Armed Forces Institute of Pathology, Washington, DC, USA.
Pathology. 2010 Jan;42(1):15-22. doi: 10.3109/00313020903434348.
Intraplaque haemorrhage has been shown to be important in necrotic core enlargement. Immunolocalisation of fibrin within progressive stages of plaque progression has not been extensively studied.
Histological sections (n = 74) of human coronary arteries were stained immunohistochemically for fibrin II, red blood cell antigen (glycophorin A), and CD31. Plaques were chosen to represent a range of lesions [6 adaptive intimal thickening, AIT (AHA grade I); 4 intimal xanthomas (AHA grade II), 19 pathologic intimal thickening, PIT (AHA grade III, or pre-atheroma); 34 fibroatheromas, FA (AHA grade IV and V); and 11 thin cap fibroatheromas (TCFA, AHA grade IV)].

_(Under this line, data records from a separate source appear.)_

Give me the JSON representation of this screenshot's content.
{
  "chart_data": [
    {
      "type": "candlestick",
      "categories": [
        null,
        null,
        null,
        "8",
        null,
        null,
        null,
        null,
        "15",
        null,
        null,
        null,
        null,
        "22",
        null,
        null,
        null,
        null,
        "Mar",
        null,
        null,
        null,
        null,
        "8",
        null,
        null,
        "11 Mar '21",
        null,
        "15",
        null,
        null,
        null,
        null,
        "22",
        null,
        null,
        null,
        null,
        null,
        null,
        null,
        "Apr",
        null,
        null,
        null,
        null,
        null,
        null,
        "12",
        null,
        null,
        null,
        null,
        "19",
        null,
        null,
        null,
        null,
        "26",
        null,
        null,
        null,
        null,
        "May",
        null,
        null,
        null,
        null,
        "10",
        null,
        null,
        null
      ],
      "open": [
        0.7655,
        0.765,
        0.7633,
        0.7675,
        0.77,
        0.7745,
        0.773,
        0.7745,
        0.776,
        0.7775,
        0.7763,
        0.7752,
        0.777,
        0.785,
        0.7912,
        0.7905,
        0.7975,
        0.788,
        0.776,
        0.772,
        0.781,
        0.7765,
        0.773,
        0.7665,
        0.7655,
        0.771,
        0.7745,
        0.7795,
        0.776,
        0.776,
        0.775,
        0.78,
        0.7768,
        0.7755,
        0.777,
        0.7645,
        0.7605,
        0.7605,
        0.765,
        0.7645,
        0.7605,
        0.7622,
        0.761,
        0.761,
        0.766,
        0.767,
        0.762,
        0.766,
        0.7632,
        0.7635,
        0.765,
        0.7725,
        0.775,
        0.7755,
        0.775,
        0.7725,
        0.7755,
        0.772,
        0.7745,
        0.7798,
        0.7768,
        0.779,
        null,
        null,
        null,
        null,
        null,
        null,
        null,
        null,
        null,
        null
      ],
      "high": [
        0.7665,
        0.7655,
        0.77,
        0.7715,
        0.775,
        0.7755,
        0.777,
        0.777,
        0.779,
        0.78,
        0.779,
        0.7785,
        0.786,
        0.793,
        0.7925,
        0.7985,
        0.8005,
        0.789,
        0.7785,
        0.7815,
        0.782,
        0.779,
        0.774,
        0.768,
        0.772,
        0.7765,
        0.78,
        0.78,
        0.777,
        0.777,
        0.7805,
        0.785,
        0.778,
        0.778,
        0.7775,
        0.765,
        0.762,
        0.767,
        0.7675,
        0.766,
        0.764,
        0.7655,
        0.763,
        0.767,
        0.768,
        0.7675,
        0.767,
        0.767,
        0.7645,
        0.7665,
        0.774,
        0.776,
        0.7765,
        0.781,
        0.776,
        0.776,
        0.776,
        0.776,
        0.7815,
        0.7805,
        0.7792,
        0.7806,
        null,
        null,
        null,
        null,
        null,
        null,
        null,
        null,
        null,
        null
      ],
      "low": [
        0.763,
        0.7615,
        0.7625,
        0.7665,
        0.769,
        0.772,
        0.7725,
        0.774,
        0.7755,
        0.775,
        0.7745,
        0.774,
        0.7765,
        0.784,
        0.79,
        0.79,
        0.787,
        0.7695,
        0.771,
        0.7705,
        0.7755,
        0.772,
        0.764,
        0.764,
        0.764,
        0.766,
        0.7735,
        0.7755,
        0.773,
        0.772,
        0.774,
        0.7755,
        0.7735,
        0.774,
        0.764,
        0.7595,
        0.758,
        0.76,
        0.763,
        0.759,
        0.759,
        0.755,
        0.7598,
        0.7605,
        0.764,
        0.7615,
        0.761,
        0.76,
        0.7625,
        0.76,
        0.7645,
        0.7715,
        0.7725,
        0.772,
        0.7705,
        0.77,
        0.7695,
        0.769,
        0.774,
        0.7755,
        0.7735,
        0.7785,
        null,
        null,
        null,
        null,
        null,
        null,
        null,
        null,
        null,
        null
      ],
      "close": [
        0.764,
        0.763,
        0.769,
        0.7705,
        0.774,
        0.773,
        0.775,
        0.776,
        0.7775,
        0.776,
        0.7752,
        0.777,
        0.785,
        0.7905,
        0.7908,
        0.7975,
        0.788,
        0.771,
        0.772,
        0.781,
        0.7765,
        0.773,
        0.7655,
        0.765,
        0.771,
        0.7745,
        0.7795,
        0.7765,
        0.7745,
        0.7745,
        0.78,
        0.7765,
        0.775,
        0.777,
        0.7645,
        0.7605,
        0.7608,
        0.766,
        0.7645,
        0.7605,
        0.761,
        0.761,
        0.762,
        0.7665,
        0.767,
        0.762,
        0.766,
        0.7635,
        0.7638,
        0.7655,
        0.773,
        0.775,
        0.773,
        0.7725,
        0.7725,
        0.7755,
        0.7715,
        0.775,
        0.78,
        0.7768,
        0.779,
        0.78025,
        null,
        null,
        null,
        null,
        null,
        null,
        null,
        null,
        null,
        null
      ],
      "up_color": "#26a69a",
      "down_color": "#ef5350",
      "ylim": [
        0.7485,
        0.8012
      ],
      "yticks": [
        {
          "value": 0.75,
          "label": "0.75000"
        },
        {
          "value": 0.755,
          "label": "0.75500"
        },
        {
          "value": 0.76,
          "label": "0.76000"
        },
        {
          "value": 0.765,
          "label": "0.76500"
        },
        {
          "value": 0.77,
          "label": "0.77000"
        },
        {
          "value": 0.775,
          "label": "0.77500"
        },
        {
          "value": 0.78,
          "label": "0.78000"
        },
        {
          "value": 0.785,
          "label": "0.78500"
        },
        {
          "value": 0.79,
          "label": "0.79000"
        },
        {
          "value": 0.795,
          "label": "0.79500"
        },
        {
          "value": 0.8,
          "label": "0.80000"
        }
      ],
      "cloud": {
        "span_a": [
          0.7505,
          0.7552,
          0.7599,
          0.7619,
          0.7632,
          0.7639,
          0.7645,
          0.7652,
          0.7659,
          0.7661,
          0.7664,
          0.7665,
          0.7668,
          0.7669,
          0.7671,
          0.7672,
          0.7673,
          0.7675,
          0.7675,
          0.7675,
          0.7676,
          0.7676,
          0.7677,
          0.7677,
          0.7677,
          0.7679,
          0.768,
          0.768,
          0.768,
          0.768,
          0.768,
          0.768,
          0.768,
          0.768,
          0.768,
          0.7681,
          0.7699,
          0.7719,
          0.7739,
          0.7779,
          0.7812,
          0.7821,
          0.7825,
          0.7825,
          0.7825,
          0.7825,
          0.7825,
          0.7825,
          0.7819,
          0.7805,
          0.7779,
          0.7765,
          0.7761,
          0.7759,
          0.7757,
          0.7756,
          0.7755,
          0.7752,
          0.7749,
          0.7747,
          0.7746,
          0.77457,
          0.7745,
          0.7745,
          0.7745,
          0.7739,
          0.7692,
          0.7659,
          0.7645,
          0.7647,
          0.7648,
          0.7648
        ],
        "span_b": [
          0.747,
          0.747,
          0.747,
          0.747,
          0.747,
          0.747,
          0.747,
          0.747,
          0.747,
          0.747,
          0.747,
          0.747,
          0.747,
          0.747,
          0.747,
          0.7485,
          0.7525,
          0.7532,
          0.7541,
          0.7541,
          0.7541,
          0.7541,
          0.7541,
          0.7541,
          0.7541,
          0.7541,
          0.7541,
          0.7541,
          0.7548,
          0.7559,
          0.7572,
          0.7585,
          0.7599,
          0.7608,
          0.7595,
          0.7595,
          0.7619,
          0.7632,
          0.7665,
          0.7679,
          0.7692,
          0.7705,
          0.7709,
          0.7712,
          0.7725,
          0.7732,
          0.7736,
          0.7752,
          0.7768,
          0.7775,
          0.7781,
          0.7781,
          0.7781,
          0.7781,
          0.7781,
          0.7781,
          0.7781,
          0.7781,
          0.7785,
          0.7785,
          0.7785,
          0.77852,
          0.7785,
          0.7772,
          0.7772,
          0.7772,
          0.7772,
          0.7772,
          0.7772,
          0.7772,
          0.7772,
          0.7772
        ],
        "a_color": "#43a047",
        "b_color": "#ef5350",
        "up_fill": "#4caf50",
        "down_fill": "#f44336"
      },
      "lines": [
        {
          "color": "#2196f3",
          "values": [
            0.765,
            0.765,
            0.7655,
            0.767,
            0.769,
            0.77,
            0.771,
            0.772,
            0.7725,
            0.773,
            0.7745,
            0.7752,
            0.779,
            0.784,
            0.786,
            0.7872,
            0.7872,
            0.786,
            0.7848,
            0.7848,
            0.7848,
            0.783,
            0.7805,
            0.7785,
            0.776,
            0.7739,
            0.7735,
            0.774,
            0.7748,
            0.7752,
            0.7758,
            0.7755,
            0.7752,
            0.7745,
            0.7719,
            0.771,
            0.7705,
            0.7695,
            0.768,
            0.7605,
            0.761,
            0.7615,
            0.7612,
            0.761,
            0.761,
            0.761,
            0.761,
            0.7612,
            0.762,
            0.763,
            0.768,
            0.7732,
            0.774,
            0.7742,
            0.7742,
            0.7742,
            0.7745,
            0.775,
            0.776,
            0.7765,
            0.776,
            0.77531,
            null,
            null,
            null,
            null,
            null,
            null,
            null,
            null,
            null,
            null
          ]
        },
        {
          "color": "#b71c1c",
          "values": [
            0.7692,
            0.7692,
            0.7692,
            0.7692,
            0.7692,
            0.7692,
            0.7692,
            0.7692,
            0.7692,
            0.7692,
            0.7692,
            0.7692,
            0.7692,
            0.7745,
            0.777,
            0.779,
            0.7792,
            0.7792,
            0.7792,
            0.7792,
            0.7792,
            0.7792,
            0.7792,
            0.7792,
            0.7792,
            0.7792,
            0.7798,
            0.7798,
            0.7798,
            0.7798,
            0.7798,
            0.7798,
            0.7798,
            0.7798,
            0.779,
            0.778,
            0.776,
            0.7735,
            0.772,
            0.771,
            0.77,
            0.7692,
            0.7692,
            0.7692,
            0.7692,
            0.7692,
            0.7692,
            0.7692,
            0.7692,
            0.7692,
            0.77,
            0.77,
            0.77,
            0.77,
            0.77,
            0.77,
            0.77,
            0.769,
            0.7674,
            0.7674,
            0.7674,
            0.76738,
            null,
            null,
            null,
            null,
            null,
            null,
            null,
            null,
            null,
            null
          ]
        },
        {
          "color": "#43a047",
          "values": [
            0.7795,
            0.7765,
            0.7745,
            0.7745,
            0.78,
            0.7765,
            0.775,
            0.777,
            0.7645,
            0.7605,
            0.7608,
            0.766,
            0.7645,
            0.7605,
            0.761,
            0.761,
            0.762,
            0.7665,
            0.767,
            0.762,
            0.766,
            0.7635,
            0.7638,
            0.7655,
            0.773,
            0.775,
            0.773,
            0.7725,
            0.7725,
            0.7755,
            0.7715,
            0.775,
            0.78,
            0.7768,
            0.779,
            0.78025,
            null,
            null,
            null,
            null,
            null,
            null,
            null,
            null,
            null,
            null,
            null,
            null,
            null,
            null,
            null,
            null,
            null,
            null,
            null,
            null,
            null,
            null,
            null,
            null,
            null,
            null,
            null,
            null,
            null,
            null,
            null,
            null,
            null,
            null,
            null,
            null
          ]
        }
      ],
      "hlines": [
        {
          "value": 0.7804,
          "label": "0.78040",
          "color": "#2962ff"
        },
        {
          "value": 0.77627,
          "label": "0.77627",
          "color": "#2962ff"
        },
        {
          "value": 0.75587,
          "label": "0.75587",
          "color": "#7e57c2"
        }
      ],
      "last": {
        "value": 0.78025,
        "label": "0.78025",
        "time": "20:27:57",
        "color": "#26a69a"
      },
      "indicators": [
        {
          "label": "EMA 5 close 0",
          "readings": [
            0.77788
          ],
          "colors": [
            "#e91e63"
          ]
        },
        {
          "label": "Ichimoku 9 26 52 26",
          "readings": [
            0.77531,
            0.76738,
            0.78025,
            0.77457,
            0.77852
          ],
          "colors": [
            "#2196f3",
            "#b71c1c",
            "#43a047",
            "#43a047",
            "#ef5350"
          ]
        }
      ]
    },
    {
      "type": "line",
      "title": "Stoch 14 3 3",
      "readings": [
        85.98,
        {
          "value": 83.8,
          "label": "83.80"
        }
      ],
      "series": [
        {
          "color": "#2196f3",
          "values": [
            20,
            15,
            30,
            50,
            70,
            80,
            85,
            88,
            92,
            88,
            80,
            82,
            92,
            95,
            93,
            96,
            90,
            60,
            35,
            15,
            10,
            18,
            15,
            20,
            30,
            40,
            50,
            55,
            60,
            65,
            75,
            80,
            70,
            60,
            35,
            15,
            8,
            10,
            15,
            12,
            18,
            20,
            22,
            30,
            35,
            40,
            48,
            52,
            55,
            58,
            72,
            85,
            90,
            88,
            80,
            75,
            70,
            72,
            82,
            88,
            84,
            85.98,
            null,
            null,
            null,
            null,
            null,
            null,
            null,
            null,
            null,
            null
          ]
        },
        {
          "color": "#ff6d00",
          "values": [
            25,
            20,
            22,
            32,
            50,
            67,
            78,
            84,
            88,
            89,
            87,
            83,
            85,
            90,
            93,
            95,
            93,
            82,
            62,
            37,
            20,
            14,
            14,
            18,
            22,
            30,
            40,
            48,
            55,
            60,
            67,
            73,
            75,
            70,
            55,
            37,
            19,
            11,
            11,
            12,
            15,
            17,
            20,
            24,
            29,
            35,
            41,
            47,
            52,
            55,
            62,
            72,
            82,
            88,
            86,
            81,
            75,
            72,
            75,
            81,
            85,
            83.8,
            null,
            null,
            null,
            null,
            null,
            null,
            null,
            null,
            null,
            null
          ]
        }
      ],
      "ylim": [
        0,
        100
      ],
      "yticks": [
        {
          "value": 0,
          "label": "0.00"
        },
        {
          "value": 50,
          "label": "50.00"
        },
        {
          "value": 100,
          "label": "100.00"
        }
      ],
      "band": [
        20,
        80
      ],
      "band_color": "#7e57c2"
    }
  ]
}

Fibrin was generally absent in the intima of AIT and PIT, with moderate staining in cores of early FA (2.6 +/- 0.3). All late FA and TCFA demonstrated intracore fibrin, with mean scores of 2.9 +/- 0.3 and 3.0 +/- 0.3, respectively. Intimal vasa vasorum counts increased with intimal fibrin score (p < 0.0001); in 68% of cores with fibrin staining, there was minimal or no evidence of red cell breakdown.
Fibrin in necrotic cores is present proportional to intraplaque vasa vasorum and before red cells, suggesting leakage of vessels before frank intraplaque haemorrhage. Fibrin may play a role in the bridge between pre-atheroma and atheroma.
已有研究表明,斑块内出血(intraplaque haemorrhage)在坏死核心扩大中起重要作用。在斑块进展的渐进阶段,纤维蛋白的免疫组织化学定位尚未得到广泛研究。
对人冠状动脉的组织学切片(n = 74)进行纤维蛋白 II、红细胞抗原(糖蛋白 A)和 CD31 的免疫组织化学染色。选择斑块以代表一系列病变[6 种适应性内膜增厚(adaptive intimal thickening,AIT)(AHA 分级 I);4 种内膜黄色瘤(intimal xanthomas,AHA 分级 II),19 种病理性内膜增厚(pathologic intimal thickening,PIT)(AHA 分级 III,或动脉粥样前体;atherosclerotic precursor),34 种纤维粥样瘤(fibroatheroma,FA)(AHA 分级 IV 和 V);和 11 种薄帽纤维粥样瘤(fibroatheroma with thin cap,TCFA,AHA 分级 IV)]。
纤维蛋白在 AIT 和 PIT 的内膜中通常不存在,在早期 FA 的核心中中度染色(2.6 +/- 0.3)。所有晚期 FA 和 TCFA 均显示核心内纤维蛋白,平均评分分别为 2.9 +/- 0.3 和 3.0 +/- 0.3。内膜血管丛计数随内膜纤维蛋白评分增加而增加(p < 0.0001);在 68%的纤维蛋白染色核心中,红细胞破裂的证据很少或没有。
坏死核心中的纤维蛋白与斑块内血管丛成正比,且早于红细胞,提示血管渗漏发生在斑块内出血之前。纤维蛋白可能在动脉粥样前体和动脉粥样硬化之间起桥梁作用。